The agency’s Criminal Investigation (CI) division initiated 5,314 cases in 2013 and recommended 4,364 cases for prosecution, according to the report. During that same period, there were nearly 3,900 indictments issued and more than 3,300 convictions secured. The number of convictions increased more than 25% over fiscal year 2012.
“Our special agents and analysts continue to prove that tenacity and hard work in investigating financial crimes are the keys to successful prosecutions,” Chief of Criminal Investigation Richard Weber wrote in the February 2014 report.
The rise in the number of cases and convictions largely was driven by the proliferation of identity theft cases. CI initiated nearly 1,500 identity theft cases in 2013 compared with just 898 in 2012 and 276 in 2011.
According to a February report in The Wall Street Journal, the increase in identity theft cases stems from a steep rise in the number of perpetrators attempting to file tax returns using stolen identity information.
The IRS’ annual report noted that CI special agents helped halt the release of 1.3 million fraudulent tax returns totaling more than $7 billion in refunds in the previous fiscal year.
Recent cases have highlighted the scale of scams involving false tax returns. In March 2014, a Georgia man was sentenced to about a year in federal prison for filing false tax returns using the stolen identities of more than 10 people. Among the victims: U.S. Attorney General Eric Holder, the nation’s top law enforcement official.
Holder’s name, Social Security number and date of birth were among the data used to file one of the false returns, the Federal Bureau of Investigation (FBI) reported.

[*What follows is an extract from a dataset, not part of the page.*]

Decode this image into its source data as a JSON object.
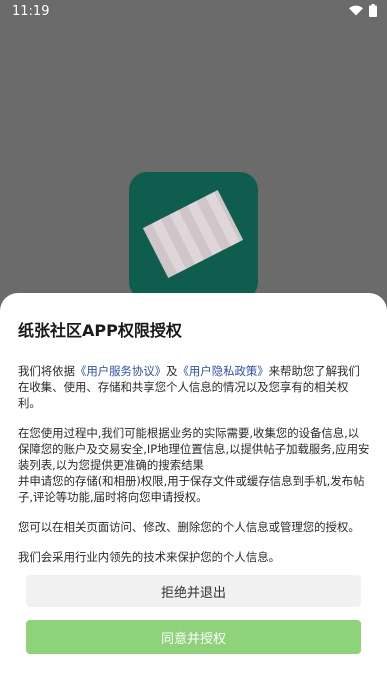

According to prosecutors, Yafait Tadesse and co-defendant Eyaso Abebe obtained personal information about Holder and other victims from websites that sell such information. The fraudulently obtained tax refunds were sent to Tadesse’s address in Carrollton, Ga., in the form of prepaid debit cards. A surveillance video showed Tadesse using one of the cards at local stores, authorities said.

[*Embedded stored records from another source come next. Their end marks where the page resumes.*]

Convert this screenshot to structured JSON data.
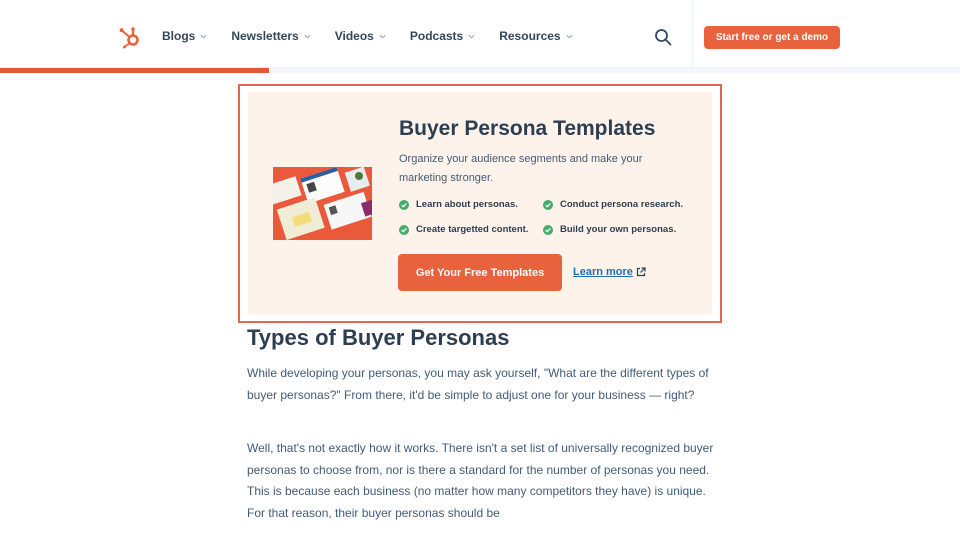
{
  "header": {
    "logo": "hubspot-logo",
    "nav": [
      {
        "label": "Blogs"
      },
      {
        "label": "Newsletters"
      },
      {
        "label": "Videos"
      },
      {
        "label": "Podcasts"
      },
      {
        "label": "Resources"
      }
    ],
    "search_icon": "search-icon",
    "cta_label": "Start free or get a demo"
  },
  "reading_progress": {
    "percent": 28
  },
  "promo": {
    "title": "Buyer Persona Templates",
    "description": "Organize your audience segments and make your marketing stronger.",
    "bullets": [
      "Learn about personas.",
      "Conduct persona research.",
      "Create targetted content.",
      "Build your own personas."
    ],
    "primary_button": "Get Your Free Templates",
    "secondary_link": "Learn more",
    "image": "buyer-persona-templates-preview"
  },
  "article": {
    "heading": "Types of Buyer Personas",
    "paragraphs": [
      "While developing your personas, you may ask yourself, \"What are the different types of buyer personas?\" From there, it'd be simple to adjust one for your business — right?",
      "Well, that's not exactly how it works. There isn't a set list of universally recognized buyer personas to choose from, nor is there a standard for the number of personas you need. This is because each business (no matter how many competitors they have) is unique. For that reason, their buyer personas should be"
    ]
  },
  "colors": {
    "accent": "#e8623d",
    "heading": "#2d3e50",
    "body_text": "#425b76",
    "promo_bg": "#fdf3ea",
    "check_green": "#3fae6a",
    "link": "#1f6fb2"
  }
}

Tadesse also was sentenced to three years of probation and ordered to pay the IRS more than $4,000 in restitution. Abebe has pleaded guilty to the theft of government funds and is scheduled to be sentenced in August 2014, according to the FBI.
In addition to identity theft-related offenses, Criminal Investigation’s approximately 2,500 special agents worked a variety of other cases in fiscal year 2013, including public corruption, terrorist financing and money laundering. Assets totaling more than $980 million were seized or forfeited, according to the annual report.